Who is buried in Alexander’s Great Tomb? When you say it, this sounds like the old childhood joke we used to tell “Who is buried in Grant’s Tomb?”
One of biggest mysteries of modern archaeology might be solved in the coming days—and all eyes are on a huge circular structure that lies beneath an ancient Greek mound.
Fans of ancient history are laying bets on who was buried in the dark heart of a massive marble-walled tomb that is slowly coming to light in northern Greece
Dating to the tumultuous years surrounding the death of Alexander the Great, between about 325 and 300 B.C., the tomb is the largest ever found in northern Greece—a resting place monumental enough for royalty.
The burial borders the ancient Aegean port of Amphipolis (near modern-day Amfípoli), which once served as the base for the fleet that Alexander the Great took on his invasion of Asia.
After nearly two years of digging at the site (known as the Kasta tumulus after the name of the hill it lies beneath), archaeologists are now exploring its inner chambers.
Its entrances are guarded first by a pair of sphinxes, then by columns in the form of women—each stretching out an arm to ward off intruders. Beyond them lies one of the greatest mysteries of modern archaeology, one that might be solved in the next few days—or might trouble the sleep of scholars for decades, as the last great find in the territory of the ancient Macedonians, the nation once ruled by Alexander the Great, has done.
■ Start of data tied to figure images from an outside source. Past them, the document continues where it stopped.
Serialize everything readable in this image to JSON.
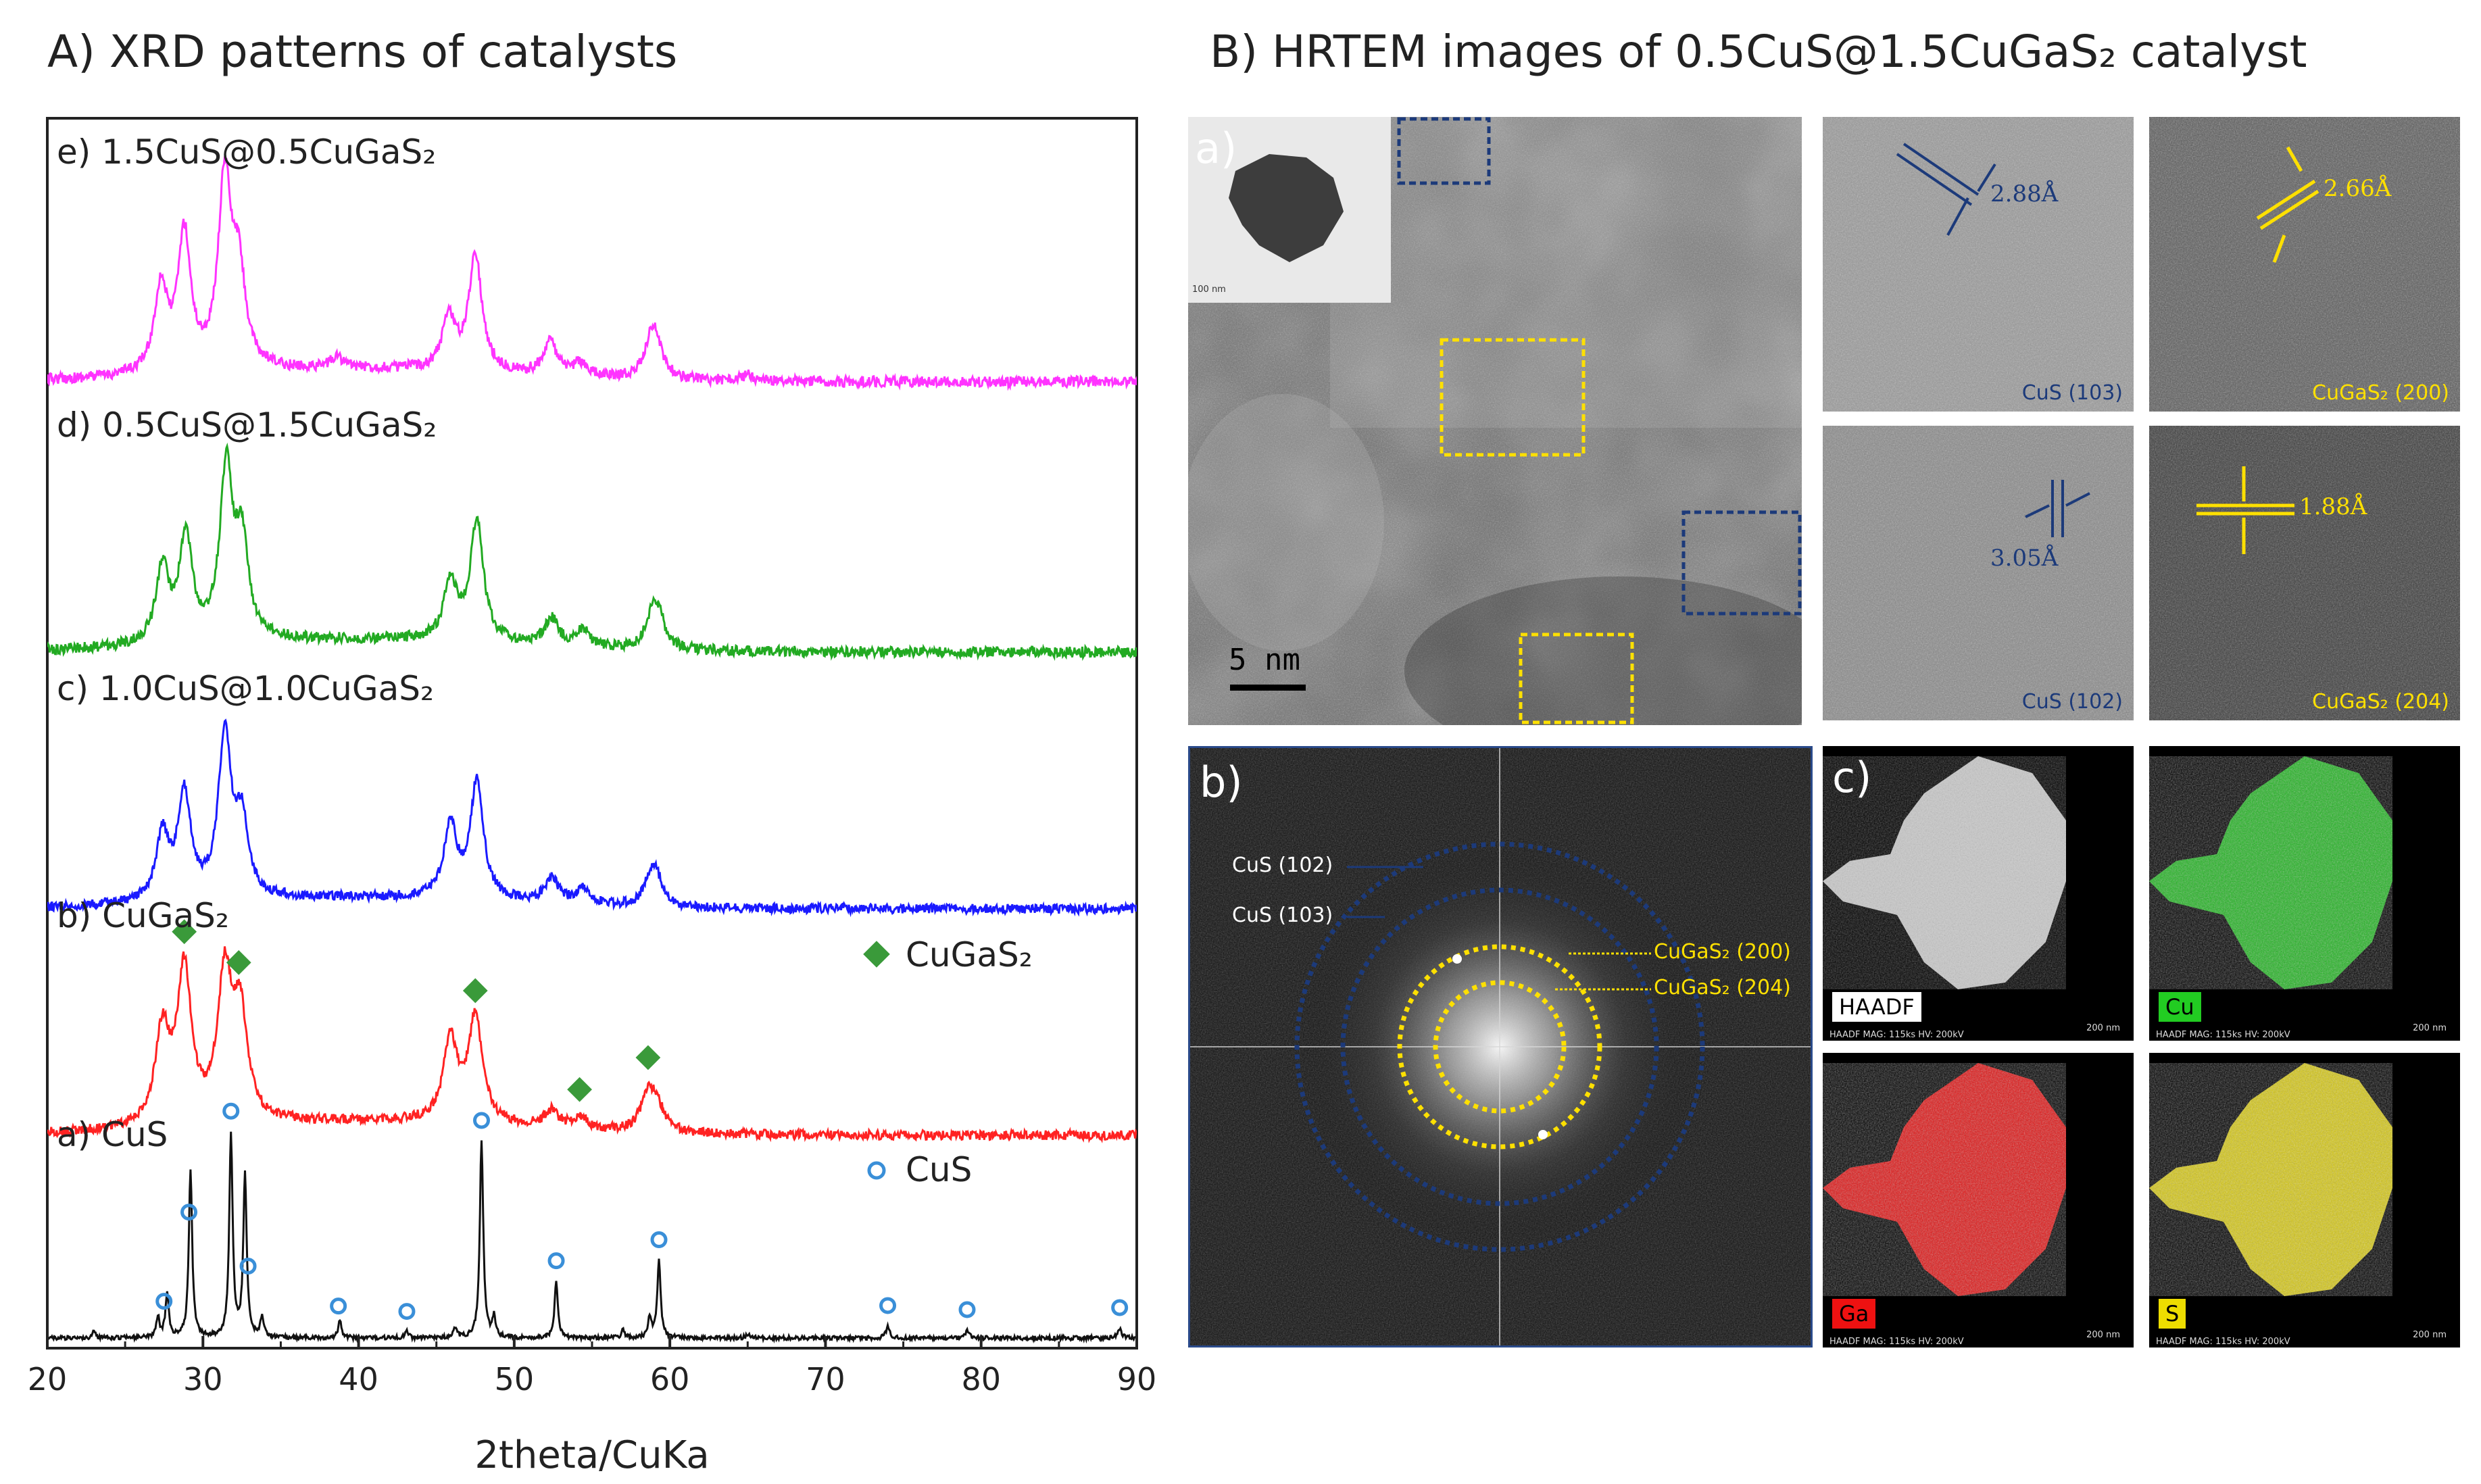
{
  "titles": {
    "panel_a": "A) XRD patterns of catalysts",
    "panel_b": "B) HRTEM images of 0.5CuS@1.5CuGaS₂ catalyst"
  },
  "colors": {
    "e": "#ff33ff",
    "d": "#22aa22",
    "c": "#1a1aff",
    "b": "#ff2222",
    "a": "#111111",
    "marker_cugas2": "#3a9a3a",
    "marker_cus": "#3a8fd8",
    "dark_blue": "#1c3a7a",
    "yellow": "#ffe000"
  },
  "chart_data": {
    "type": "line",
    "title": "A) XRD patterns of catalysts",
    "xlabel": "2theta/CuKa",
    "ylabel": "",
    "xlim": [
      20,
      90
    ],
    "xticks": [
      "20",
      "30",
      "40",
      "50",
      "60",
      "70",
      "80",
      "90"
    ],
    "grid": false,
    "series": [
      {
        "id": "e",
        "name": "e) 1.5CuS@0.5CuGaS₂",
        "peaks": [
          [
            27.3,
            0.45
          ],
          [
            28.8,
            0.72
          ],
          [
            31.4,
            1.0
          ],
          [
            32.3,
            0.48
          ],
          [
            45.8,
            0.28
          ],
          [
            47.5,
            0.62
          ],
          [
            52.3,
            0.18
          ],
          [
            54.2,
            0.07
          ],
          [
            58.8,
            0.2
          ],
          [
            59.2,
            0.12
          ],
          [
            38.6,
            0.06
          ],
          [
            65.0,
            0.03
          ]
        ]
      },
      {
        "id": "d",
        "name": "d) 0.5CuS@1.5CuGaS₂",
        "peaks": [
          [
            27.4,
            0.45
          ],
          [
            28.9,
            0.62
          ],
          [
            31.5,
            1.0
          ],
          [
            32.5,
            0.55
          ],
          [
            45.9,
            0.35
          ],
          [
            47.6,
            0.72
          ],
          [
            52.4,
            0.16
          ],
          [
            54.4,
            0.1
          ],
          [
            58.9,
            0.2
          ],
          [
            59.3,
            0.14
          ]
        ]
      },
      {
        "id": "c",
        "name": "c) 1.0CuS@1.0CuGaS₂",
        "peaks": [
          [
            27.4,
            0.4
          ],
          [
            28.8,
            0.65
          ],
          [
            31.4,
            1.0
          ],
          [
            32.5,
            0.45
          ],
          [
            45.9,
            0.45
          ],
          [
            47.6,
            0.72
          ],
          [
            52.4,
            0.16
          ],
          [
            54.4,
            0.1
          ],
          [
            58.8,
            0.17
          ],
          [
            59.2,
            0.12
          ]
        ]
      },
      {
        "id": "b",
        "name": "b) CuGaS₂",
        "peaks": [
          [
            27.4,
            0.55
          ],
          [
            28.8,
            0.9
          ],
          [
            31.4,
            0.85
          ],
          [
            32.4,
            0.6
          ],
          [
            45.9,
            0.48
          ],
          [
            47.5,
            0.62
          ],
          [
            52.4,
            0.1
          ],
          [
            54.2,
            0.07
          ],
          [
            58.6,
            0.22
          ],
          [
            59.2,
            0.12
          ]
        ]
      },
      {
        "id": "a",
        "name": "a) CuS",
        "peaks": [
          [
            27.1,
            0.1
          ],
          [
            27.7,
            0.22
          ],
          [
            29.2,
            0.82
          ],
          [
            31.8,
            1.0
          ],
          [
            32.7,
            0.8
          ],
          [
            33.8,
            0.1
          ],
          [
            38.8,
            0.09
          ],
          [
            43.1,
            0.03
          ],
          [
            46.2,
            0.05
          ],
          [
            47.9,
            0.97
          ],
          [
            48.7,
            0.1
          ],
          [
            52.7,
            0.28
          ],
          [
            57.0,
            0.04
          ],
          [
            58.7,
            0.1
          ],
          [
            59.3,
            0.38
          ],
          [
            74.0,
            0.06
          ],
          [
            79.1,
            0.04
          ],
          [
            88.9,
            0.05
          ],
          [
            23.0,
            0.03
          ],
          [
            65.0,
            0.02
          ]
        ]
      }
    ],
    "markers": {
      "cugas2": {
        "legend": "CuGaS₂",
        "x": [
          28.8,
          32.3,
          47.5,
          54.2,
          58.6
        ]
      },
      "cus": {
        "legend": "CuS",
        "x": [
          27.5,
          29.1,
          31.8,
          32.9,
          38.7,
          43.1,
          47.9,
          52.7,
          59.3,
          74.0,
          79.1,
          88.9
        ]
      }
    }
  },
  "hrtem": {
    "main_label": "a)",
    "scale_bar": "5 nm",
    "inset_scale": "100 nm",
    "insets": [
      {
        "d": "2.88Å",
        "plane": "CuS (103)"
      },
      {
        "d": "2.66Å",
        "plane": "CuGaS₂ (200)"
      },
      {
        "d": "3.05Å",
        "plane": "CuS (102)"
      },
      {
        "d": "1.88Å",
        "plane": "CuGaS₂ (204)"
      }
    ]
  },
  "fft": {
    "label": "b)",
    "rings": [
      "CuS (102)",
      "CuS (103)",
      "CuGaS₂ (200)",
      "CuGaS₂ (204)"
    ]
  },
  "eds": {
    "label": "c)",
    "maps": [
      {
        "name": "HAADF",
        "scale": "200 nm",
        "info": "HAADF  MAG: 115ks  HV: 200kV"
      },
      {
        "name": "Cu",
        "scale": "200 nm",
        "info": "HAADF  MAG: 115ks  HV: 200kV"
      },
      {
        "name": "Ga",
        "scale": "200 nm",
        "info": "HAADF  MAG: 115ks  HV: 200kV"
      },
      {
        "name": "S",
        "scale": "200 nm",
        "info": "HAADF  MAG: 115ks  HV: 200kV"
      }
    ]
  }
}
The structure that now holds much of Greece and Hellenists around the world in suspense stands at the site of ancient Amphipolis, about a hundred miles east of Thessalonica, on territory conquered by Alexander’s father Philip in the 4th century B.C. Amphipolis was a major Greek city and a stronghold of the vast Macedonian empire, but today the site is all but deserted. On grasslands where goatherds graze their flocks, under a hill called Kasta—now protected by a military cordon from throngs of onlookers—lies one of the most puzzling finds ever unearthed in the Aegean region.
Round in shape and vast in size, the building beneath the hill has been called a tomb for lack of a better label. Circular buildings, though rare in antiquity, were sometimes used for royal burials, but no other known tombs approach the scale of this one: 500 meters in circumference (half again larger than Stonehenge) and surrounded by a superbly built marble wall. Atop the center of the building’s roof once stood a crouching stone lion, long ago removed from the site but still intact—a sign that the tomb, if such it is, probably held a great soldier or ruler. The structure’s date, fixed by analysis of the lion and the stonework, seems to be the last quarter of the 4th century B.C., the decades just after Alexander’s death in 323.
Only Alexander himself, it would seem, could have merited such an enormous and expensive resting place, yet Alexander’s remains are known to have gone elsewhere—stolen by Ptolemy, the Macedonian ruler of Egypt, for interment in Alexandria and later visited by thousands. So unless an ancient legend is true, that Ptolemy swapped a dummy Alexander for the real one, the greatest corpse in the ancient world is already accounted for (at least until its unexplained disappearance many centuries later). So too, apparently, are the bodies of Alexander’s father and son, widely believed to be the occupants of two sumptuous tombs discovered, totally intact, in the late 1970s, near Vergina, on the site of what was once the Macedonian royal capital.